When Jean Louise returns home, Alexandra is in the midst of preparing elaborate sandwich platters for Jean Louise’s Coffee. Alexandra is furious when Jean Louise tells her that she had gone to visit Calpurnia. Alexandra says that ever since the NAACP had arrived in town, the organization had filled black people’s ears with poison against white people, and that relations between the two races were strained. When Calpurnia left, says Alexandra, she couldn’t be bothered to train a new servant because black people were too difficult to keep happy.

Jean Louise feels like she’s going insane. Her aunt is hostile, Calpurnia won’t talk to her, Henry is insane, and Atticus has betrayed her. She thinks that something must be the matter with her, because it’s unfathomable that everyone else could have changed so profoundly.

The ladies arrive for the Coffee. They’re all dolled up in natty clothes and elaborate makeup. The newlyweds talk about their husbands, the new mothers discuss their children, and the woman who are slightly older discuss domestic affairs. Jean Louise tries to talk with the single girls, but all they want to do is gossip about high school friends. Eventually, Jean Louise mechanically passes around sandwiches and lets the various waves of conversation wash around her. Jean Louise realizes that she has nothing in common with these ladies, but if she marries Henry, they will form her social circle, and she’ll be out of place for the rest of her life.

The ladies at the Coffee begin discussing old Mr. Healy and Zeebo, and some express the rumor and fear that the black people are planning an underground revolution. The ladies seem to have their reactionary groups mixed up, since they are convinced that the members of the NAACP are also all Communists. Jean Louise finally snaps when one lady brings up “mongrelization,” pointing out that it takes two to mongrelize and that there’s no point in mistrusting one’s own race, let alone another.

Jean Louise contemplates what has happened to her family, and why everyone, in her perception, has become so deeply racist all of a sudden. She protests to herself that she learned about human decency while growing up in Maycomb, but now, the very people who taught her about such decency are no longer treating others with respect. Jean Louise is deeply conflicted because Calpurnia and Atticus have both instilled values of respect and equality for all in her, yet now, they are acting so differently.

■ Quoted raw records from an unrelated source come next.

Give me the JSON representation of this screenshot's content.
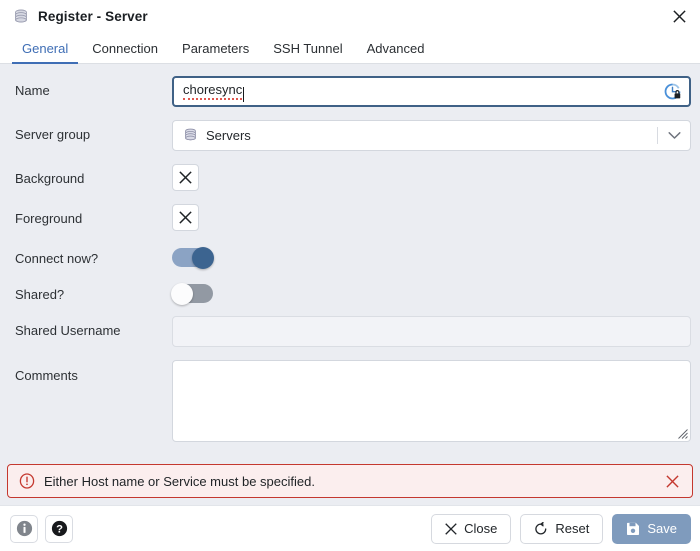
{
  "window": {
    "title": "Register - Server",
    "icon": "server-stack-icon",
    "close_label": "Close window"
  },
  "tabs": [
    {
      "label": "General",
      "active": true
    },
    {
      "label": "Connection",
      "active": false
    },
    {
      "label": "Parameters",
      "active": false
    },
    {
      "label": "SSH Tunnel",
      "active": false
    },
    {
      "label": "Advanced",
      "active": false
    }
  ],
  "form": {
    "name": {
      "label": "Name",
      "value": "choresync",
      "placeholder": "",
      "trailing_icon": "password-manager-lock-icon",
      "focused": true,
      "spellcheck_flagged": true
    },
    "server_group": {
      "label": "Server group",
      "value": "Servers",
      "icon": "server-group-icon",
      "options": [
        "Servers"
      ]
    },
    "background": {
      "label": "Background",
      "button_icon": "clear-color-x-icon",
      "value": ""
    },
    "foreground": {
      "label": "Foreground",
      "button_icon": "clear-color-x-icon",
      "value": ""
    },
    "connect_now": {
      "label": "Connect now?",
      "state": "on"
    },
    "shared": {
      "label": "Shared?",
      "state": "off"
    },
    "shared_username": {
      "label": "Shared Username",
      "value": "",
      "placeholder": "",
      "disabled": true
    },
    "comments": {
      "label": "Comments",
      "value": "",
      "placeholder": ""
    }
  },
  "alert": {
    "icon": "error-exclamation-icon",
    "message": "Either Host name or Service must be specified.",
    "dismiss_label": "Dismiss"
  },
  "footer": {
    "info_icon": "info-icon",
    "help_icon": "help-question-icon",
    "close": {
      "label": "Close",
      "icon": "x-icon"
    },
    "reset": {
      "label": "Reset",
      "icon": "reset-rotate-icon"
    },
    "save": {
      "label": "Save",
      "icon": "floppy-save-icon",
      "disabled": true
    }
  },
  "colors": {
    "accent": "#3f6eb5",
    "focus_border": "#3f6186",
    "toggle_on_track": "#8ba3c4",
    "toggle_on_knob": "#3c6490",
    "toggle_off_track": "#9299a3",
    "error_border": "#c4382f",
    "error_bg": "#fbeeee",
    "save_disabled_bg": "#7f9bbd",
    "page_bg": "#ebedf2"
  }
}
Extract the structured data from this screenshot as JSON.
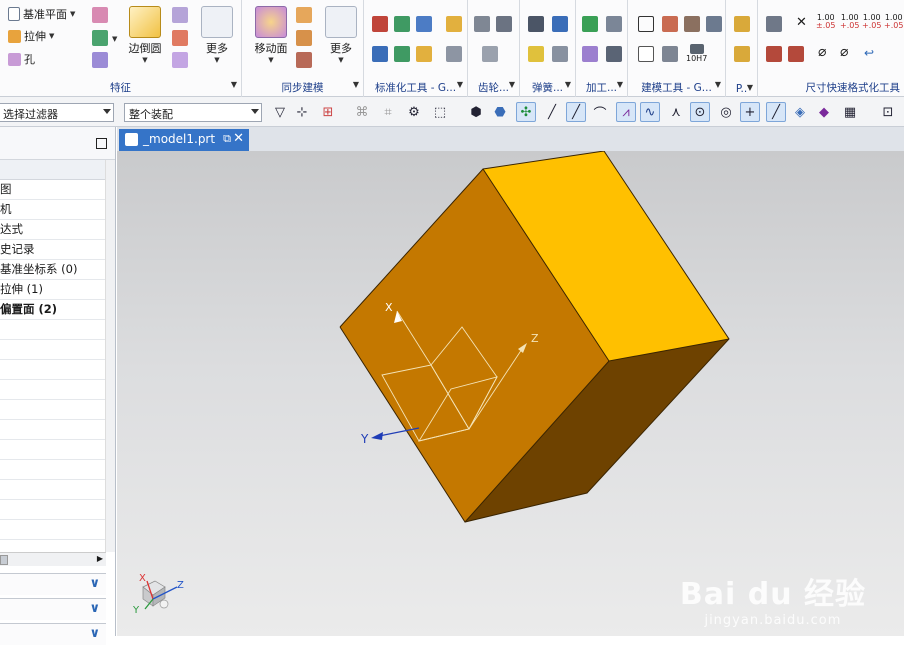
{
  "ribbon": {
    "feature": {
      "datum_plane": "基准平面",
      "extrude": "拉伸",
      "hole": "孔",
      "edge_blend": "边倒圆",
      "more": "更多",
      "group_label": "特征"
    },
    "sync": {
      "move_face": "移动面",
      "more": "更多",
      "group_label": "同步建模"
    },
    "groups": {
      "standard_tools": "标准化工具 - G...",
      "gear": "齿轮...",
      "spring": "弹簧...",
      "machining": "加工...",
      "building_tools": "建模工具 - G...",
      "dim_quick": "尺寸快速格式化工具"
    },
    "dim_labels": {
      "d1": "1.00",
      "d2": "1.00",
      "d3": "1.00",
      "d4": "1.00",
      "tol": "10H7"
    }
  },
  "toolbar2": {
    "filter_value": "选择过滤器",
    "scope_value": "整个装配"
  },
  "navigator": {
    "rows": [
      {
        "label": "图"
      },
      {
        "label": "机"
      },
      {
        "label": "达式"
      },
      {
        "label": "史记录"
      },
      {
        "label": "基准坐标系 (0)"
      },
      {
        "label": "拉伸 (1)"
      },
      {
        "label": "偏置面 (2)",
        "bold": true
      }
    ]
  },
  "tab": {
    "filename": "_model1.prt"
  },
  "viewport": {
    "axis_x": "X",
    "axis_y": "Y",
    "axis_z": "Z",
    "triad_x": "X",
    "triad_y": "Y",
    "triad_z": "Z",
    "colors": {
      "front_face": "#C47800",
      "top_face": "#FFC000",
      "side_face": "#6E4200",
      "background": "#D9DADC",
      "accent": "#3574C8"
    }
  },
  "watermark": {
    "main": "Bai du 经验",
    "sub": "jingyan.baidu.com"
  }
}
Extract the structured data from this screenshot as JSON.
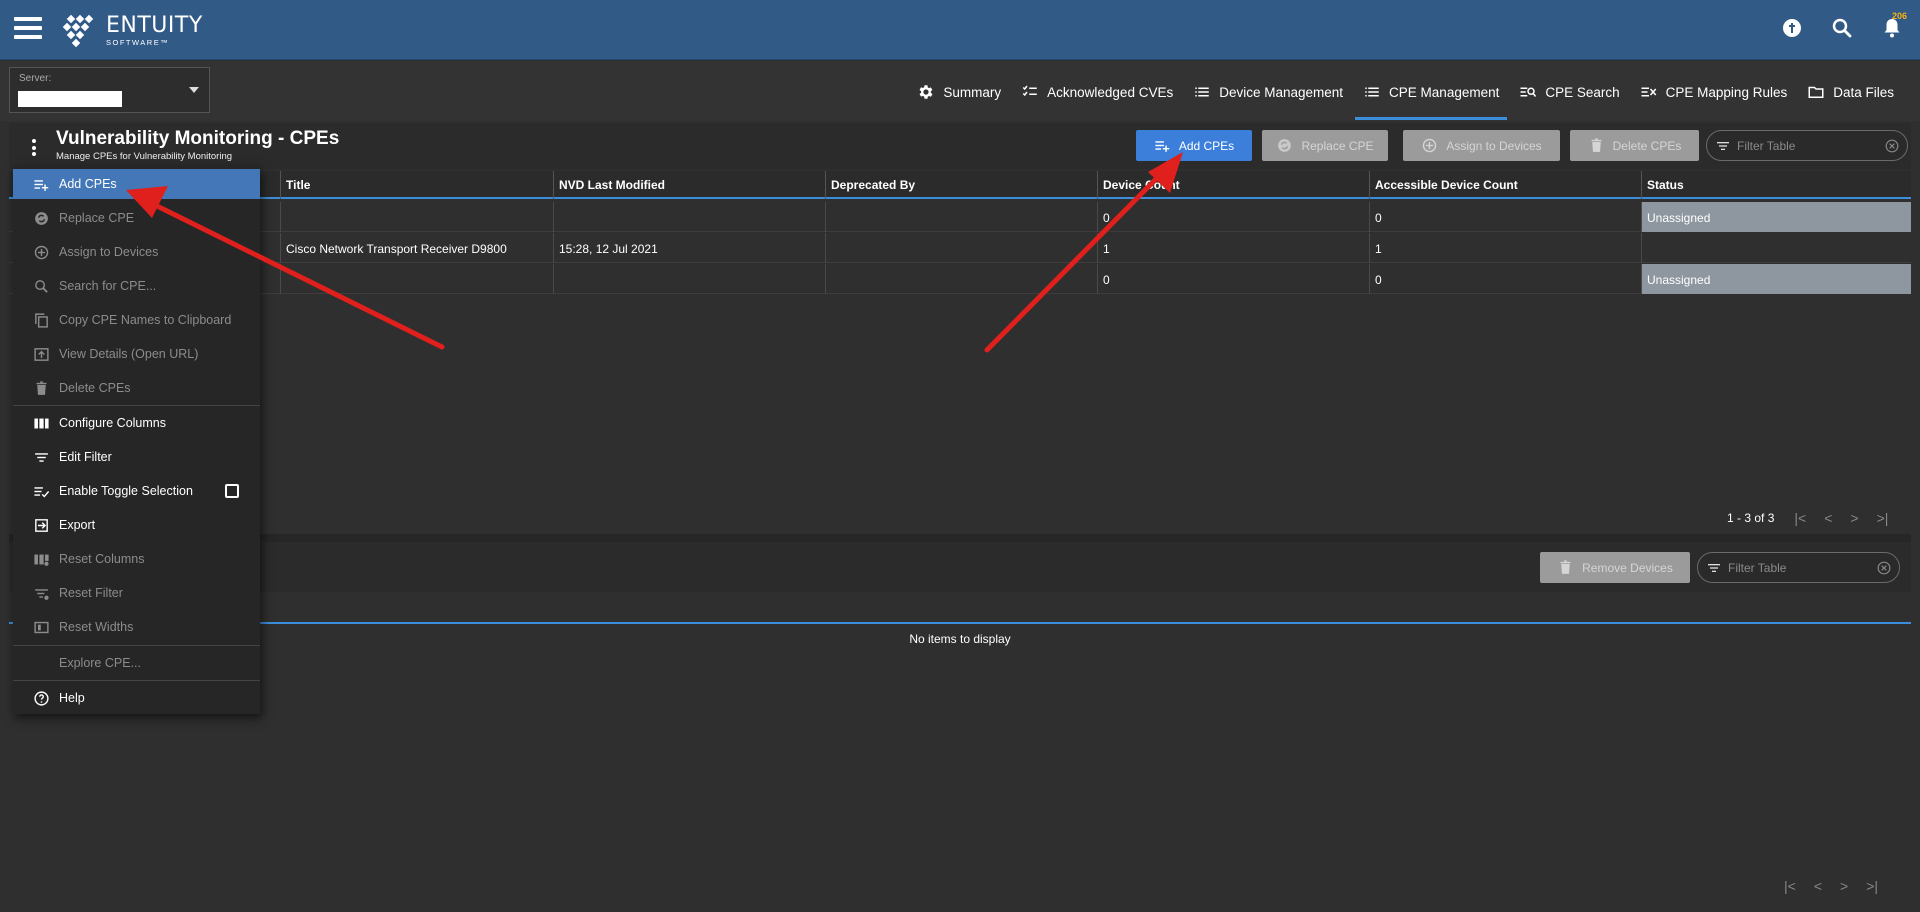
{
  "brand": {
    "name": "ENTUITY",
    "tagline": "SOFTWARE™"
  },
  "notifications": {
    "count": "206"
  },
  "server": {
    "label": "Server:",
    "value": ""
  },
  "nav": {
    "tabs": [
      {
        "label": "Summary",
        "icon": "gear-icon"
      },
      {
        "label": "Acknowledged CVEs",
        "icon": "checklist-icon"
      },
      {
        "label": "Device Management",
        "icon": "list-icon"
      },
      {
        "label": "CPE Management",
        "icon": "list-icon"
      },
      {
        "label": "CPE Search",
        "icon": "list-search-icon"
      },
      {
        "label": "CPE Mapping Rules",
        "icon": "list-rule-icon"
      },
      {
        "label": "Data Files",
        "icon": "folder-icon"
      }
    ],
    "active": "CPE Management"
  },
  "page": {
    "title": "Vulnerability Monitoring - CPEs",
    "subtitle": "Manage CPEs for Vulnerability Monitoring"
  },
  "toolbar": {
    "add_label": "Add CPEs",
    "replace_label": "Replace CPE",
    "assign_label": "Assign to Devices",
    "delete_label": "Delete CPEs",
    "filter_placeholder": "Filter Table"
  },
  "table": {
    "columns": [
      "Title",
      "NVD Last Modified",
      "Deprecated By",
      "Device Count",
      "Accessible Device Count",
      "Status"
    ],
    "rows": [
      {
        "title": "",
        "modified": "",
        "deprecated": "",
        "device_count": "0",
        "accessible": "0",
        "status": "Unassigned"
      },
      {
        "title": "Cisco Network Transport Receiver D9800",
        "modified": "15:28, 12 Jul 2021",
        "deprecated": "",
        "device_count": "1",
        "accessible": "1",
        "status": ""
      },
      {
        "title": "",
        "modified": "",
        "deprecated": "",
        "device_count": "0",
        "accessible": "0",
        "status": "Unassigned"
      }
    ],
    "pager": "1 - 3 of 3"
  },
  "devices_panel": {
    "remove_label": "Remove Devices",
    "filter_placeholder": "Filter Table",
    "empty": "No items to display"
  },
  "menu": {
    "items": [
      {
        "label": "Add CPEs",
        "icon": "add-list-icon",
        "state": "highlight"
      },
      {
        "label": "Replace CPE",
        "icon": "replace-icon",
        "state": "disabled"
      },
      {
        "label": "Assign to Devices",
        "icon": "plus-circle-icon",
        "state": "disabled"
      },
      {
        "label": "Search for CPE...",
        "icon": "search-icon",
        "state": "disabled"
      },
      {
        "label": "Copy CPE Names to Clipboard",
        "icon": "copy-icon",
        "state": "disabled"
      },
      {
        "label": "View Details (Open URL)",
        "icon": "open-url-icon",
        "state": "disabled"
      },
      {
        "label": "Delete CPEs",
        "icon": "trash-icon",
        "state": "disabled"
      },
      {
        "label": "Configure Columns",
        "icon": "columns-icon",
        "state": "normal"
      },
      {
        "label": "Edit Filter",
        "icon": "filter-icon",
        "state": "normal"
      },
      {
        "label": "Enable Toggle Selection",
        "icon": "toggle-select-icon",
        "state": "normal"
      },
      {
        "label": "Export",
        "icon": "export-icon",
        "state": "normal"
      },
      {
        "label": "Reset Columns",
        "icon": "reset-columns-icon",
        "state": "disabled"
      },
      {
        "label": "Reset Filter",
        "icon": "reset-filter-icon",
        "state": "disabled"
      },
      {
        "label": "Reset Widths",
        "icon": "reset-widths-icon",
        "state": "disabled"
      },
      {
        "label": "Explore CPE...",
        "icon": "",
        "state": "disabled"
      },
      {
        "label": "Help",
        "icon": "help-icon",
        "state": "normal"
      }
    ]
  },
  "colors": {
    "header": "#325a87",
    "accent": "#3c8edb",
    "primary_button": "#3b7fdb",
    "annotation_arrow": "#e0201c"
  }
}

Jean Louise pays attention to the Coffee again when one lady is discussing her recent visit to New York. Jean Louise explains that she knew she was a part of the city when someone pushed her on the subway and she pushed back. The ladies say that she must be blind not to see all the people of different races around her. Jean Louise thinks that she needs a watchman to sort through the hypocrisy surrounding her.